Supports native tool-calling and strict structured outputs via the format parameter on /api/chat, aligned with the shared tool loop semantics.

Usage¶

export ALLOY_MODEL=ollama:<model>
# Ensure the model is running locally: ollama run <model>

API strategy¶

Ollama supports two API strategies internally:

native (default for most models): uses the Ollama Python SDK and /api/chat.
openai_chat: uses the OpenAI SDK pointed at Ollama’s Chat Completions‑compatible endpoint (base_url=http://localhost:11434/v1, api_key=ollama).

Default is native. The config layer auto‑routes ollama:*gpt-oss* models to openai_chat unless you explicitly set extra["ollama_api"]. Override via Config.extra["ollama_api"] = "native" | "openai_chat" to control it.

Notes:

Tools: both strategies support function tools; native path uses role="tool" messages; OpenAI Chat path uses tool_calls / tool_call_id.
Structured outputs: native supports JSON Schema via format={...} (strict). OpenAI‑compat works with Chat Completions parsing; Alloy can add one final follow‑up (no tools) when auto_finalize_missing_output is enabled.

Configuration extras¶

Key: ollama_api
Values: "native" | "openai_chat"
Default: "native"

Example

from alloy import configure

cfg = configure(extra={"ollama_api": "openai_chat"})

Streaming¶

Supports text‑only streaming (ask.stream(...) and command.stream(...)).
Streaming with tools or typed outputs is not supported.

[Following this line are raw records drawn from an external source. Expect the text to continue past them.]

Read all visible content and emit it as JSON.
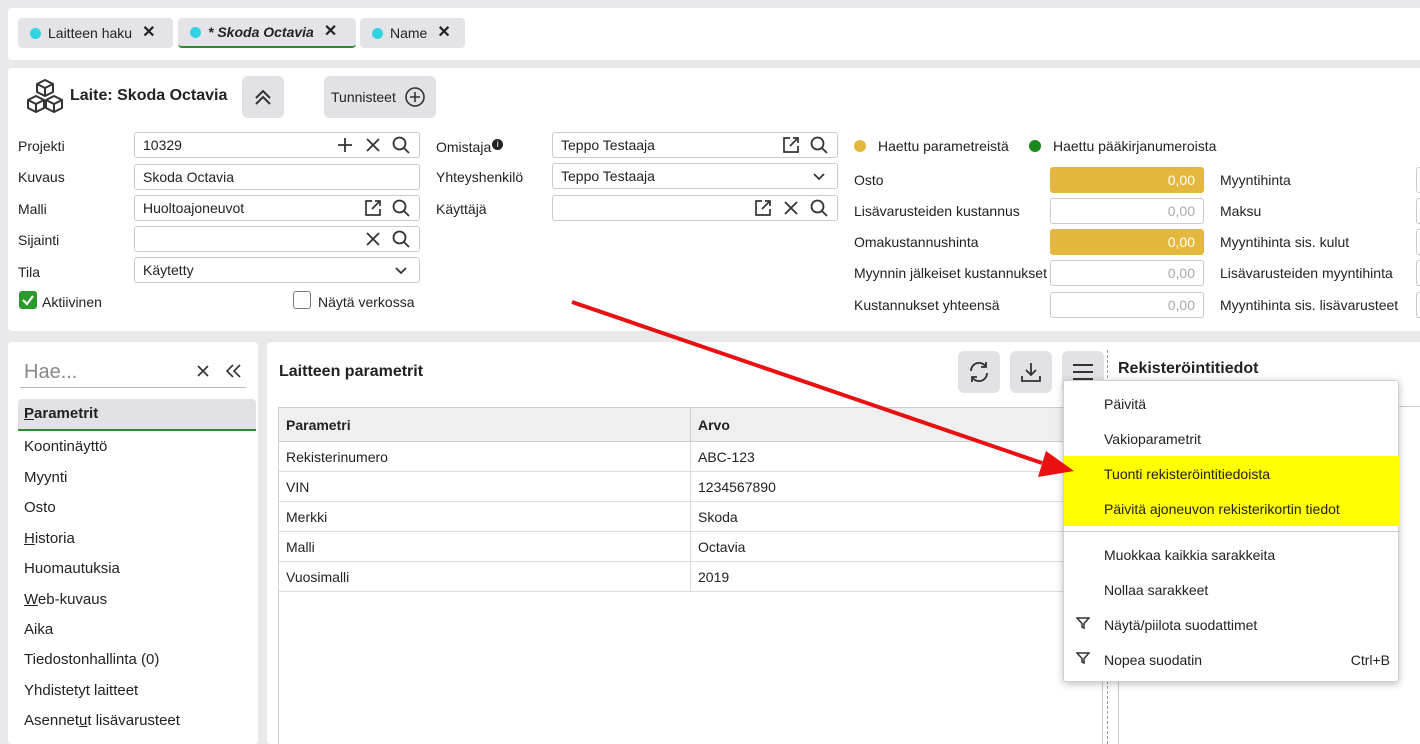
{
  "tabs": [
    {
      "label": "Laitteen haku",
      "close": "✕"
    },
    {
      "label": "* Skoda Octavia",
      "close": "✕"
    },
    {
      "label": "Name",
      "close": "✕"
    }
  ],
  "header": {
    "title": "Laite: Skoda Octavia",
    "tunnisteet_label": "Tunnisteet"
  },
  "form": {
    "projekti_label": "Projekti",
    "projekti_value": "10329",
    "kuvaus_label": "Kuvaus",
    "kuvaus_value": "Skoda Octavia",
    "malli_label": "Malli",
    "malli_value": "Huoltoajoneuvot",
    "sijainti_label": "Sijainti",
    "sijainti_value": "",
    "tila_label": "Tila",
    "tila_value": "Käytetty",
    "aktiivinen_label": "Aktiivinen",
    "nayta_verkossa_label": "Näytä verkossa",
    "omistaja_label": "Omistaja",
    "omistaja_value": "Teppo Testaaja",
    "yhteyshenkilo_label": "Yhteyshenkilö",
    "yhteyshenkilo_value": "Teppo Testaaja",
    "kayttaja_label": "Käyttäjä",
    "kayttaja_value": ""
  },
  "legend": {
    "params_label": "Haettu parametreistä",
    "params_color": "#e4b73d",
    "ledger_label": "Haettu pääkirjanumeroista",
    "ledger_color": "#1a8a1a"
  },
  "prices": {
    "osto_label": "Osto",
    "osto_value": "0,00",
    "lisavarusteiden_kustannus_label": "Lisävarusteiden kustannus",
    "lisavarusteiden_kustannus_value": "0,00",
    "omakustannushinta_label": "Omakustannushinta",
    "omakustannushinta_value": "0,00",
    "myynnin_jalkeiset_label": "Myynnin jälkeiset kustannukset",
    "myynnin_jalkeiset_value": "0,00",
    "kustannukset_yhteensa_label": "Kustannukset yhteensä",
    "kustannukset_yhteensa_value": "0,00",
    "myyntihinta_label": "Myyntihinta",
    "maksu_label": "Maksu",
    "myyntihinta_sis_kulut_label": "Myyntihinta sis. kulut",
    "lisavarusteiden_myyntihinta_label": "Lisävarusteiden myyntihinta",
    "myyntihinta_sis_lisavarusteet_label": "Myyntihinta sis. lisävarusteet"
  },
  "sidebar": {
    "search_placeholder": "Hae...",
    "items": [
      {
        "pre": "",
        "ul": "P",
        "post": "arametrit"
      },
      {
        "pre": "",
        "ul": "",
        "post": "Koontinäyttö"
      },
      {
        "pre": "",
        "ul": "",
        "post": "Myynti"
      },
      {
        "pre": "",
        "ul": "",
        "post": "Osto"
      },
      {
        "pre": "",
        "ul": "H",
        "post": "istoria"
      },
      {
        "pre": "",
        "ul": "",
        "post": "Huomautuksia"
      },
      {
        "pre": "",
        "ul": "W",
        "post": "eb-kuvaus"
      },
      {
        "pre": "",
        "ul": "",
        "post": "Aika"
      },
      {
        "pre": "",
        "ul": "",
        "post": "Tiedostonhallinta (0)"
      },
      {
        "pre": "",
        "ul": "",
        "post": "Yhdistetyt laitteet"
      },
      {
        "pre": "Asennet",
        "ul": "u",
        "post": "t lisävarusteet"
      }
    ]
  },
  "main": {
    "title": "Laitteen parametrit",
    "registration_title": "Rekisteröintitiedot",
    "columns": [
      "Parametri",
      "Arvo"
    ],
    "rows": [
      [
        "Rekisterinumero",
        "ABC-123"
      ],
      [
        "VIN",
        "1234567890"
      ],
      [
        "Merkki",
        "Skoda"
      ],
      [
        "Malli",
        "Octavia"
      ],
      [
        "Vuosimalli",
        "2019"
      ]
    ]
  },
  "menu": {
    "items": [
      {
        "label": "Päivitä"
      },
      {
        "label": "Vakioparametrit"
      },
      {
        "label": "Tuonti rekisteröintitiedoista"
      },
      {
        "label": "Päivitä ajoneuvon rekisterikortin tiedot"
      },
      {
        "label": "Muokkaa kaikkia sarakkeita"
      },
      {
        "label": "Nollaa sarakkeet"
      },
      {
        "label": "Näytä/piilota suodattimet"
      },
      {
        "label": "Nopea suodatin",
        "shortcut": "Ctrl+B"
      }
    ],
    "highlight_color": "#ffff00"
  },
  "annotation": {
    "arrow_color": "#e81010"
  }
}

Model compatibility (tools + structured outputs)¶

Tool calling requires a “tool‑capable” model. Structured outputs (strict JSON) are enforced by the API; larger instruction‑tuned models adhere best. Quick picks (see Providers guide for details):

Llama 3.1 (8B/70B): tools + structured OK; prefer 70B for reliability.
Qwen 2.5/3 (mid/large): strong tool following; works with both APIs.
Mistral Nemo 12B, Mixtral: good balance; tool‑tagged variants recommended.
Command‑R / Command‑R+: robust tool chains.
Firefunction‑v2 (70B): purpose‑built for function calls.
Gemma 2 IT: tools require careful prompting or fine‑tunes; not first choice.

Caveats¶

OpenAI‑compatible layer focuses on Chat Completions; it does not implement the OpenAI Responses API. Features tied to /v1/responses won’t work through the shim.
Some Ollama options (e.g., num_ctx) aren’t exposed via the OpenAI shim; use the native API for full control.